Methods: To study the situation of biomarker testing in Spain.
Results: 9,239 patients diagnosed with stage IV non-small cell lung cancer (NSCLC) were analysed. 7,467 (80.8%) were non-squamous and 1,772 (19.2%) were squamous. Tumour marker testing was performed in 85.0% of patients with non-squamous tumours vs 56.3% in those with squamous tumours (p-value <0.001). The global testing of EGFR, ALK, and ROS1 was 78.9%, 64.7%, 35.6% respectively, in non-squamous histology. PDL1 was determined globally in the same period (46.9%), although if we focus on the last 3 years it exceeds 85%. There has been a significant increase in the last few years of all determinations and there are even close to 10% of molecular determinations that do not yet have targeted drug approval but will have it in the near future. 4,115 cases had a positive result (44.5%) for either EGFR, ALK, KRAS, BRAF, ROS1, or PDL1.

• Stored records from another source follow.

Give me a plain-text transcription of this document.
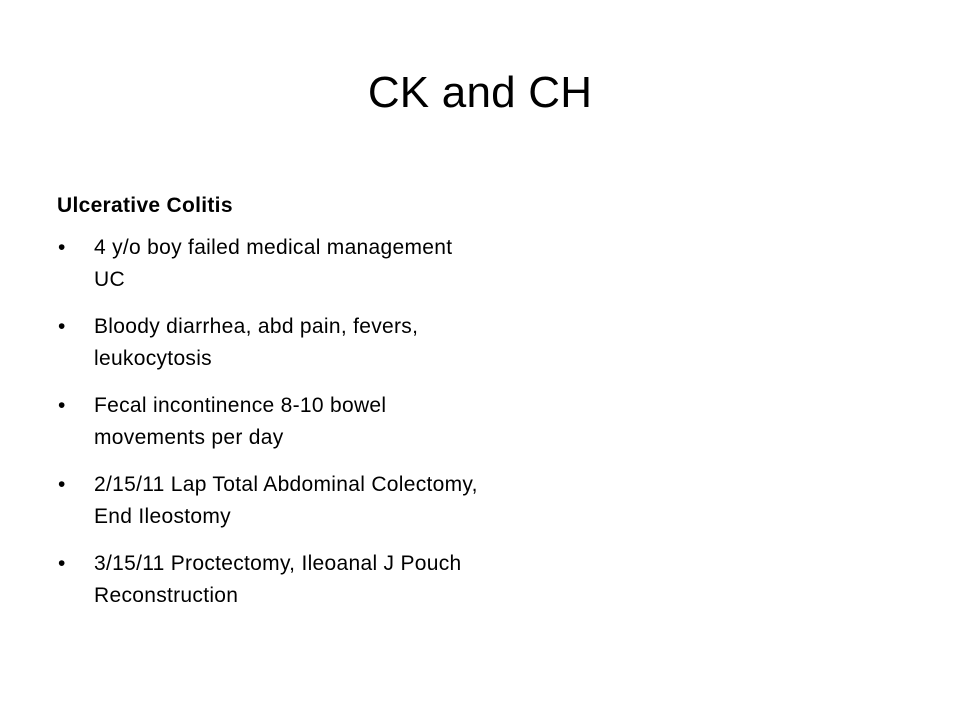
CK and CH
Ulcerative Colitis
• 4 y/o boy failed medical management UC
• Bloody diarrhea, abd pain, fevers, leukocytosis
• Fecal incontinence 8-10 bowel movements per day
• 2/15/11 Lap Total Abdominal Colectomy, End Ileostomy
• 3/15/11 Proctectomy, Ileoanal J Pouch Reconstruction
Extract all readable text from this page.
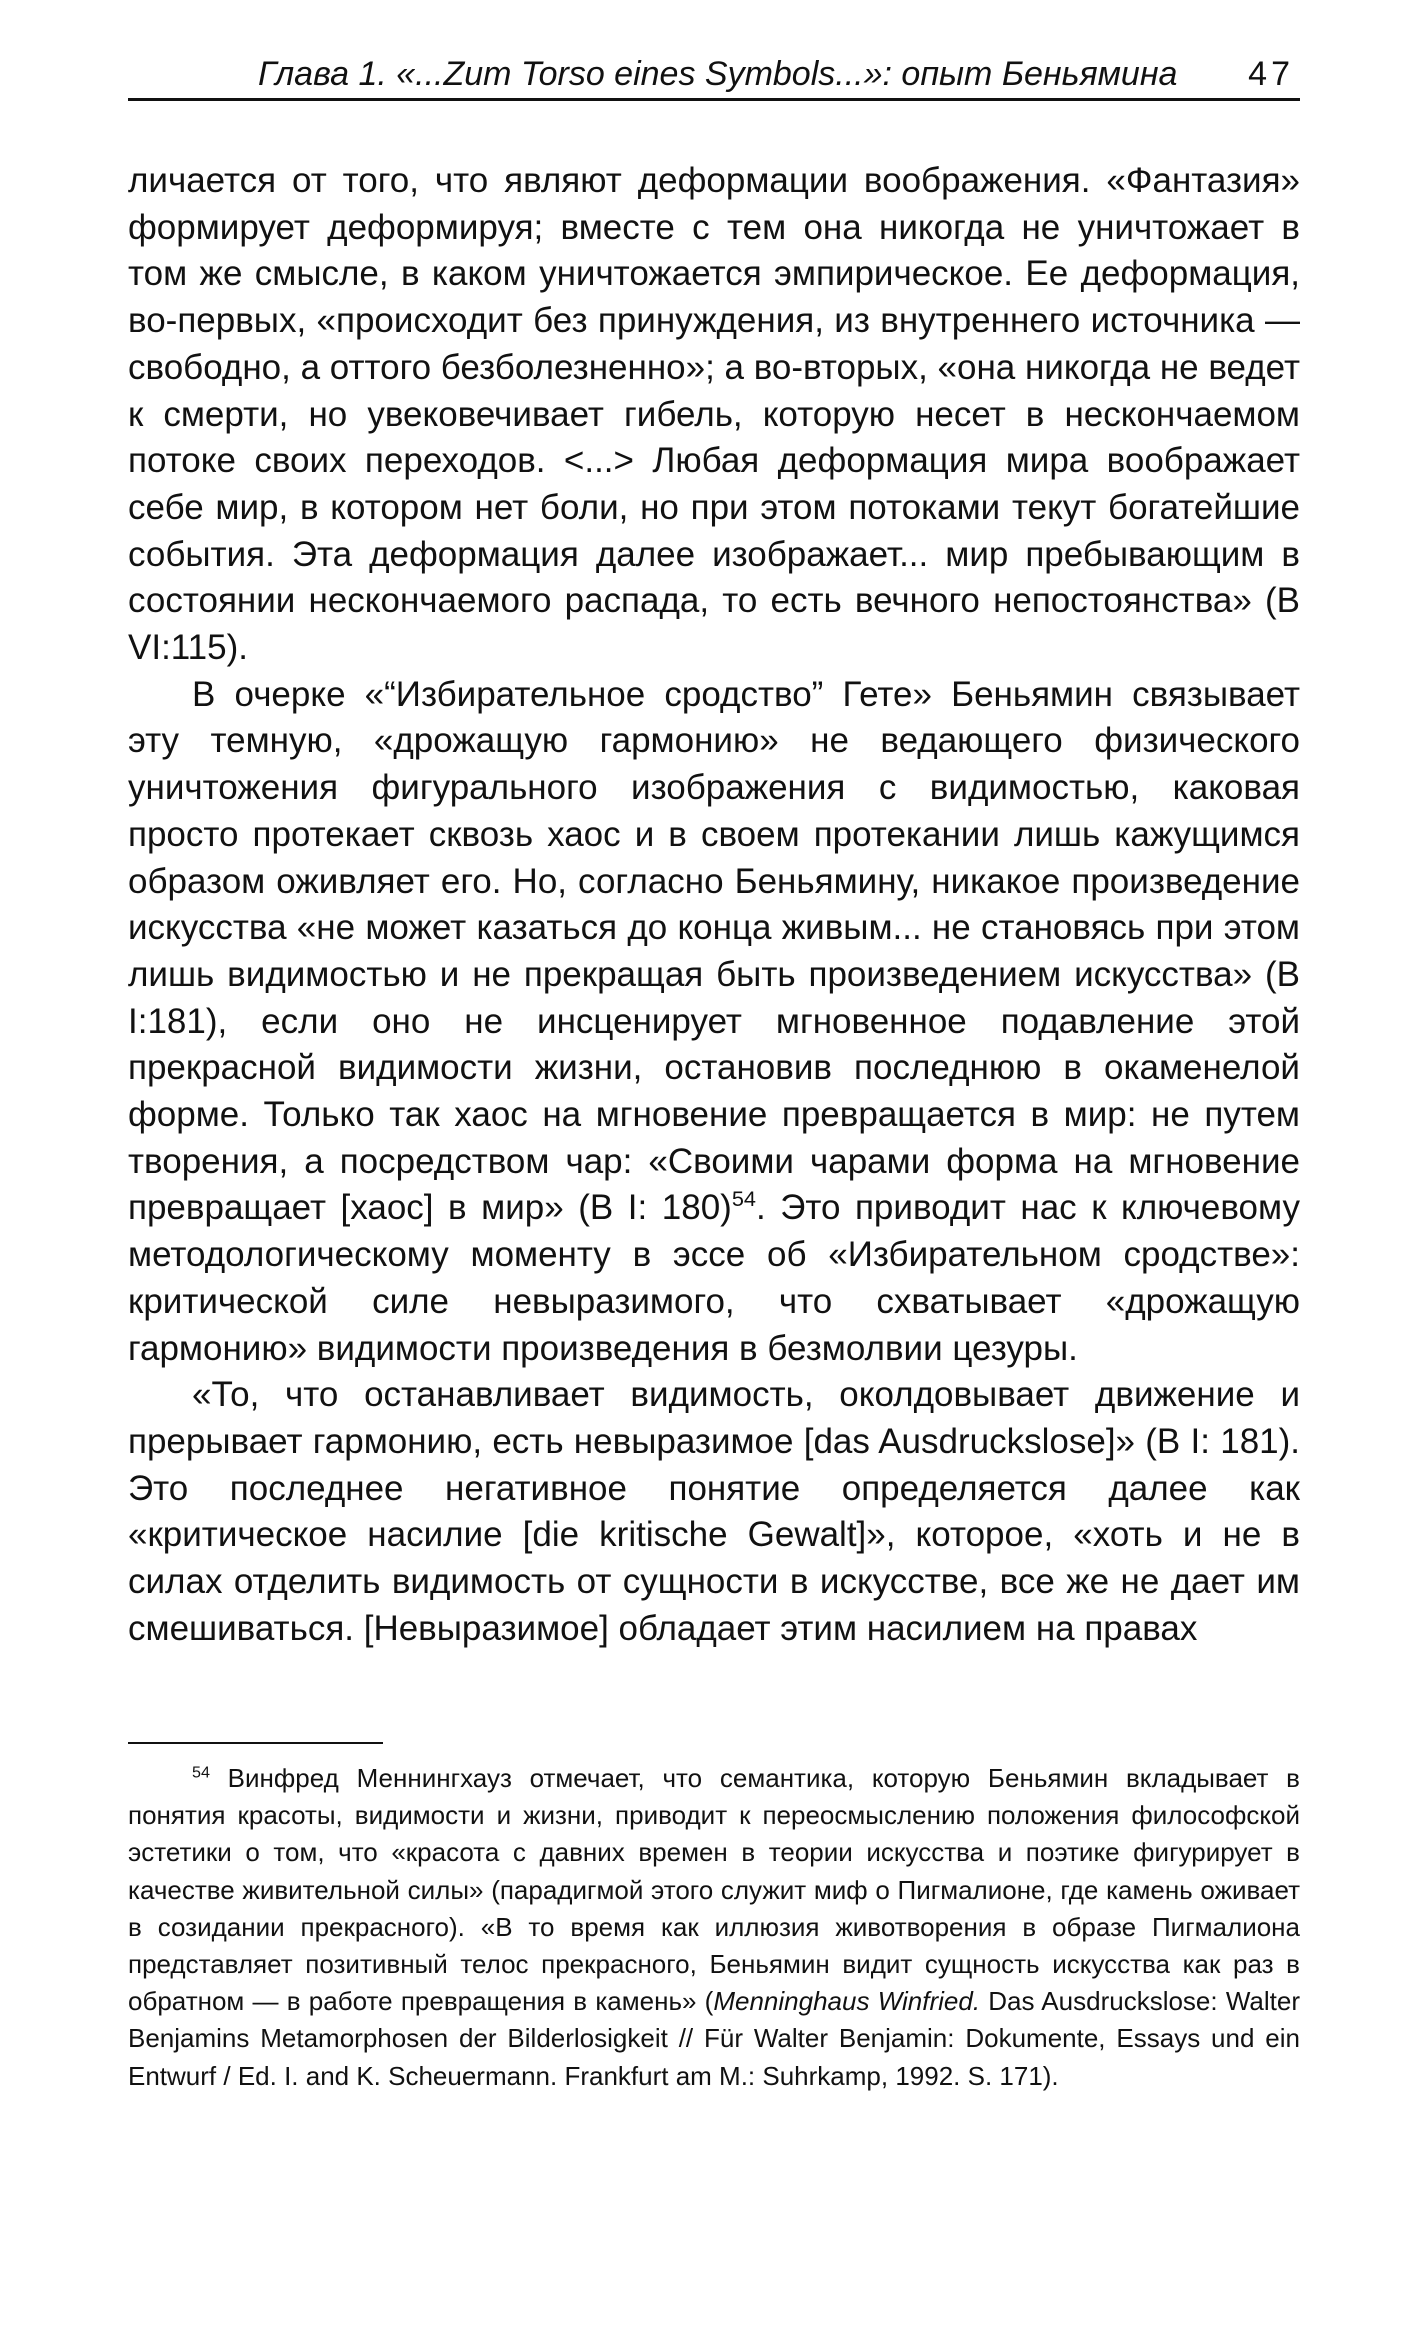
Глава 1. «...Zum Torso eines Symbols...»: опыт Беньямина 47

личается от того, что являют деформации воображения. «Фантазия» формирует деформируя; вместе с тем она никогда не уничтожает в том же смысле, в каком уничтожается эмпирическое. Ее деформация, во-первых, «происходит без принуждения, из внутреннего источника — свободно, а оттого безболезненно»; а во-вторых, «она никогда не ведет к смерти, но увековечивает гибель, которую несет в нескончаемом потоке своих переходов. <...> Любая деформация мира воображает себе мир, в котором нет боли, но при этом потоками текут богатейшие события. Эта деформация далее изображает... мир пребывающим в состоянии нескончаемого распада, то есть вечного непостоянства» (B VI:115).

В очерке «“Избирательное сродство” Гете» Беньямин связывает эту темную, «дрожащую гармонию» не ведающего физического уничтожения фигурального изображения с видимостью, каковая просто протекает сквозь хаос и в своем протекании лишь кажущимся образом оживляет его. Но, согласно Беньямину, никакое произведение искусства «не может казаться до конца живым... не становясь при этом лишь видимостью и не прекращая быть произведением искусства» (B I:181), если оно не инсценирует мгновенное подавление этой прекрасной видимости жизни, остановив последнюю в окаменелой форме. Только так хаос на мгновение превращается в мир: не путем творения, а посредством чар: «Своими чарами форма на мгновение превращает [хаос] в мир» (B I: 180)$^{54}$. Это приводит нас к ключевому методологическому моменту в эссе об «Избирательном сродстве»: критической силе невыразимого, что схватывает «дрожащую гармонию» видимости произведения в безмолвии цезуры.

«То, что останавливает видимость, околдовывает движение и прерывает гармонию, есть невыразимое [das Ausdruckslose]» (B I: 181). Это последнее негативное понятие определяется далее как «критическое насилие [die kritische Gewalt]», которое, «хоть и не в силах отделить видимость от сущности в искусстве, все же не дает им смешиваться. [Невыразимое] обладает этим насилием на правах

$^{54}$ Винфред Меннингхауз отмечает, что семантика, которую Беньямин вкладывает в понятия красоты, видимости и жизни, приводит к переосмыслению положения философской эстетики о том, что «красота с давних времен в теории искусства и поэтике фигурирует в качестве живительной силы» (парадигмой этого служит миф о Пигмалионе, где камень оживает в созидании прекрасного). «В то время как иллюзия животворения в образе Пигмалиона представляет позитивный телос прекрасного, Беньямин видит сущность искусства как раз в обратном — в работе превращения в камень» (Menninghaus Winfried. Das Ausdruckslose: Walter Benjamins Metamorphosen der Bilderlosigkeit // Für Walter Benjamin: Dokumente, Essays und ein Entwurf / Ed. I. and K. Scheuermann. Frankfurt am M.: Suhrkamp, 1992. S. 171).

Conclusions: Despite the lack of a national project and standard protocol in Spain that regulates the determination of biomarkers, the situation is similar to other European countries. Given the growing number of different determinations and their high positivity, national strategies are urgently needed to implement next-generation sequencing NGS in an integrated and cost-effective way in lung cancer.
Clinical trial identification: NCT02941458
Legal entity responsible for the study: FUNDACION GECP
Funding: Has not received any funding
Disclosure: All authors have declared no conflicts of interest.